Nashville chamber seeks to avoid Amp missteps

The Tennessean
Jamie McGee

Taking lessons from the failed Amp initiative, the Nashville Area Chamber of Commerce is pursuing a grass-roots approach as it develops a new, regional plan addressing transportation needs.

“Solving it for Davidson is not going to be the ultimate solution,” said Avenue Bank commercial banking executive Pete Wooten, who is co-chair of the chamber’s new transportation initiative. “We’ve got to solve this at the regional level.”

As part of the initiative, called Moving Forward, the chamber is reaching out to individuals and groups who led opposition to the controversial Amp proposal and is working with close to 100 local leaders to help engage residents throughout the planning process.

Solving congestion woes is among top priorities for the city and region as Middle Tennessee’s population continues to soar. Mayor Karl Dean, along with the chamber, pushed for the 7-mile bus rapid transit Amp project in 2013 and 2014 to address traffic in the urban core, but the measure failed to gain necessary funding and approval amid fervent opposition.

The chamber’s plan calls for the Metro Transit Authority and the Regional Transit Authority to complete their Strategic Plan, called nMotion, within a year. By 2017, state and federal governments should raise revenue for transit needs, and by 2018, a local funding source should be identified. The chamber’s goal is for ground to be broken on the first rapid transit project by 2020. Along the way, the chamber seeks to engage with more than 30,000 regional residents.

“It has to be done with very transparent conversation with the community, gathering input, and when there is opposition or disagreement, really trying to understand that early and engage in that conversation to know what the basis for disagreement is, so we can work through it and move forward,” Wooten said.

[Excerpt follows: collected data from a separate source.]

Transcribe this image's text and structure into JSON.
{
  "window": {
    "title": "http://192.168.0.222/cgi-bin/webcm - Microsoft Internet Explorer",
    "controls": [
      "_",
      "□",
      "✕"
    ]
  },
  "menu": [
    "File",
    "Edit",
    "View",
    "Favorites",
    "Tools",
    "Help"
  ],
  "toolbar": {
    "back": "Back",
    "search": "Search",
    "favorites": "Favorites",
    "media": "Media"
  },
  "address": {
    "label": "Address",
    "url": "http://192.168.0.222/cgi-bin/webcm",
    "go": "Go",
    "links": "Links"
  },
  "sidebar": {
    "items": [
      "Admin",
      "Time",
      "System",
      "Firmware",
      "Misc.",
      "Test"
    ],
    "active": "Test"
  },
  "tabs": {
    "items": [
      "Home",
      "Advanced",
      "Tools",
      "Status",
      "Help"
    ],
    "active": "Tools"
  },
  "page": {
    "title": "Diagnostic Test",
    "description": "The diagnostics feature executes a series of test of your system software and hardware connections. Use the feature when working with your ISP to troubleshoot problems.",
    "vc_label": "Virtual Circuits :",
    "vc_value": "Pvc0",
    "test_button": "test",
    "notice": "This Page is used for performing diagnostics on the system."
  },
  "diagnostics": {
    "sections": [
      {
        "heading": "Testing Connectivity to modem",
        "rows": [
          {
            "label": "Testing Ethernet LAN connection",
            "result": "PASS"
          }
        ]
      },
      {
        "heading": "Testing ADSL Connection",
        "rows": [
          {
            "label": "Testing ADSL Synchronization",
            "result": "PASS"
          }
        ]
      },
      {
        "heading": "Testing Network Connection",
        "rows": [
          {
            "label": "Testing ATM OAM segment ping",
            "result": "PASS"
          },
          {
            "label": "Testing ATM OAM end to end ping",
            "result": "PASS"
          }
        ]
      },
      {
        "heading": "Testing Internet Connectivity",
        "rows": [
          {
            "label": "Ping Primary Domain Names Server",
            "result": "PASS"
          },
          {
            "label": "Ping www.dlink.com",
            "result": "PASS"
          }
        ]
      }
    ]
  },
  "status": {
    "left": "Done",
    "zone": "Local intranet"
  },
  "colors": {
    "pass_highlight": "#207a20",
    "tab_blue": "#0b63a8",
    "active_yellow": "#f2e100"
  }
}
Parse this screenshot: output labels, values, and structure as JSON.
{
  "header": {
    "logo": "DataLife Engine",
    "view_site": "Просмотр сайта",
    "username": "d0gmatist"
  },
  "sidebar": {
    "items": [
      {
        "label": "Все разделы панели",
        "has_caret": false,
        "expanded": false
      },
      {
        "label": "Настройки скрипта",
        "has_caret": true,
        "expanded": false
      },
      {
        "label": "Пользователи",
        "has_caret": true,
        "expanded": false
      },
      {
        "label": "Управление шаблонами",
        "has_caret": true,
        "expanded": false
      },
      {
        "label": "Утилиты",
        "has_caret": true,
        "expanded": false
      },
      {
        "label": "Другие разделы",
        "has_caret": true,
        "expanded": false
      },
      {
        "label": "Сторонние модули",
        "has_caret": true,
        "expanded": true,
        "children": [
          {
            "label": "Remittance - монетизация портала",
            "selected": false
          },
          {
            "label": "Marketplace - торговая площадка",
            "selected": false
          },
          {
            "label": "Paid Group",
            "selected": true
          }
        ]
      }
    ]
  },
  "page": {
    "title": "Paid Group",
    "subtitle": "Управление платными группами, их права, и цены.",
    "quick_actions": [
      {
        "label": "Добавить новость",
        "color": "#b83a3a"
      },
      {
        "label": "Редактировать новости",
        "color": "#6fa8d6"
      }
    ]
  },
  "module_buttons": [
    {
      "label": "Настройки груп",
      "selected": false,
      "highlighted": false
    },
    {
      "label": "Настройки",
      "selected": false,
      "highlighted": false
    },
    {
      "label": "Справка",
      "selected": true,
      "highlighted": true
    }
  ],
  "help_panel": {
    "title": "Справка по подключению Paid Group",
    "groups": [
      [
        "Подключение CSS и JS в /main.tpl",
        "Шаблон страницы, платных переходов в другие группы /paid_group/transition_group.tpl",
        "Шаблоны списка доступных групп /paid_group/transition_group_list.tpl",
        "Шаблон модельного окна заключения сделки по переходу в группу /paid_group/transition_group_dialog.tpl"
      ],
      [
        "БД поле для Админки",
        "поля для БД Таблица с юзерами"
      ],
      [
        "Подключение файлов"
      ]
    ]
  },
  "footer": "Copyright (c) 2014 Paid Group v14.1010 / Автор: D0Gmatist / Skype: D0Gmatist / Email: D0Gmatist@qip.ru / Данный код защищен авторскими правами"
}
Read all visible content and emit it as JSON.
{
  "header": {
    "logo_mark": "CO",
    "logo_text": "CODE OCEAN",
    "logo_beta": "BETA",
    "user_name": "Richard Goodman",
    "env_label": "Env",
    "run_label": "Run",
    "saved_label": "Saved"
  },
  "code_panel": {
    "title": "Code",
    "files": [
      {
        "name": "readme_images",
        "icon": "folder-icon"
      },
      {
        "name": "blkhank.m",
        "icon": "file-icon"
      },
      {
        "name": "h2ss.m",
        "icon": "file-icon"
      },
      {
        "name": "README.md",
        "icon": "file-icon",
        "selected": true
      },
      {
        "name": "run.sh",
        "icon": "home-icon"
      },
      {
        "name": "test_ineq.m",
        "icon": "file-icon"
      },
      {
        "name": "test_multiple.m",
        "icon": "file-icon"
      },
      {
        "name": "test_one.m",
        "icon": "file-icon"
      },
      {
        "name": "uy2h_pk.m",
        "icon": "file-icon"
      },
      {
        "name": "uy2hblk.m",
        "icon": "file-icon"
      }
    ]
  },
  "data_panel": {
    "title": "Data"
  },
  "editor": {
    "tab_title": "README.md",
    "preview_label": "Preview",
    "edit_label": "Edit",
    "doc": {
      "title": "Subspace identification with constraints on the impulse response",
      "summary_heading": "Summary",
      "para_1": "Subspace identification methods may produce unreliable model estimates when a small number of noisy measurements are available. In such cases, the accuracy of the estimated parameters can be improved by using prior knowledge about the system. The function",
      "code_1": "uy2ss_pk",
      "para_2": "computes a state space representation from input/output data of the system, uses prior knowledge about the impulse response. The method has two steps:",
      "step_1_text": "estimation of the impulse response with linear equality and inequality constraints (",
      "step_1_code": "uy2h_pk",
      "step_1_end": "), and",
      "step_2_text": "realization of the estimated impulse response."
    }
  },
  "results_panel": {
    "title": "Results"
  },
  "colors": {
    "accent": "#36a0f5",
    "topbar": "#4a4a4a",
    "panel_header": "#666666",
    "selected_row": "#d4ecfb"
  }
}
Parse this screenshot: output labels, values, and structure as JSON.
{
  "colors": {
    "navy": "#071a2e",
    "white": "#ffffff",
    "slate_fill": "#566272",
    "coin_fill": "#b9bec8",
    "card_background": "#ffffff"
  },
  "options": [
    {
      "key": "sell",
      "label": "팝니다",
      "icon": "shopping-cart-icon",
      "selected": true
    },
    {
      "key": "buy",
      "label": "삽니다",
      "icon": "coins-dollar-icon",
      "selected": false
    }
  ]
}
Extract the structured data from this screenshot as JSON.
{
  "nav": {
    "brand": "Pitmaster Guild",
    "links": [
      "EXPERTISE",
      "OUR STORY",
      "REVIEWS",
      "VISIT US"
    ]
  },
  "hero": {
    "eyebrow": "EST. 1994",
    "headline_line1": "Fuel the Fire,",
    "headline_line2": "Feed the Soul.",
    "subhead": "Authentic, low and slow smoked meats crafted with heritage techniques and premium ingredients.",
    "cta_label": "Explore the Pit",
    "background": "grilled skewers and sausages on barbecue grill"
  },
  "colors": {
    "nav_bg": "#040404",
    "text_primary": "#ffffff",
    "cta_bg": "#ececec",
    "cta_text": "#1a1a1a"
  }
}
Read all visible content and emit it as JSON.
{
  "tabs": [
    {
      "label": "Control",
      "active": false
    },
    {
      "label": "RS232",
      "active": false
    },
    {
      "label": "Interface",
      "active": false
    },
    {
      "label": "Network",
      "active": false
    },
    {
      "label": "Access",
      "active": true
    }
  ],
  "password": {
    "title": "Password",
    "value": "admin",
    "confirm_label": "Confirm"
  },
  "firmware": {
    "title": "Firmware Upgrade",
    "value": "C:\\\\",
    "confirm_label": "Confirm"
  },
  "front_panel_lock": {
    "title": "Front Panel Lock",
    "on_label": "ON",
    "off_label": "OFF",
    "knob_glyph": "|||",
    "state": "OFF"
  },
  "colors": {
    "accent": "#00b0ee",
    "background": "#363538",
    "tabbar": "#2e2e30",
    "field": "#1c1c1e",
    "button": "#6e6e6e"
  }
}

While most Amp opposition groups have not been receptive to the chamber’s outreach, Richard Fulton, a commercial real estate broker who led the Stop Amp coalition in 2013, said he is encouraged by the chamber’s approach.

“The chamber and the MTA both are going about this in a very correct way,” Fulton said. “They are involving the community from the very beginning of the planning process, getting the community’s input before they start proposing anything concrete, which is the way it should be done. The community has to be involved in an initiative like this, particularly one that is desperately needed, but at the same time we all know is going to be very expensive.”

Wooten, who serves on the board of the Transit Alliance of Middle Tennessee, will lead Moving Forward’s at least 12-person committee with Bridgestone Americas CEO Gary Garfield as chairman. The committee includes three separate task forces focused on funding, routes and transit modes, and public engagement. The group will release a report on its recommendations in June, according to the chamber.

Nashville is often touted for its cost of living, compared with peer cities, but when transportation costs are added to housing expenses, the city becomes more expensive than Denver; Charlotte, N.C.; Austin, Texas; and Atlanta, according to the chamber, citing the Center for Neighborhood Technology.

“It’s really about remaining competitive as a city,” Wooten said. “Mobility is the key to attract talent. It’s also purely a quality-of-life issue for people that live here.”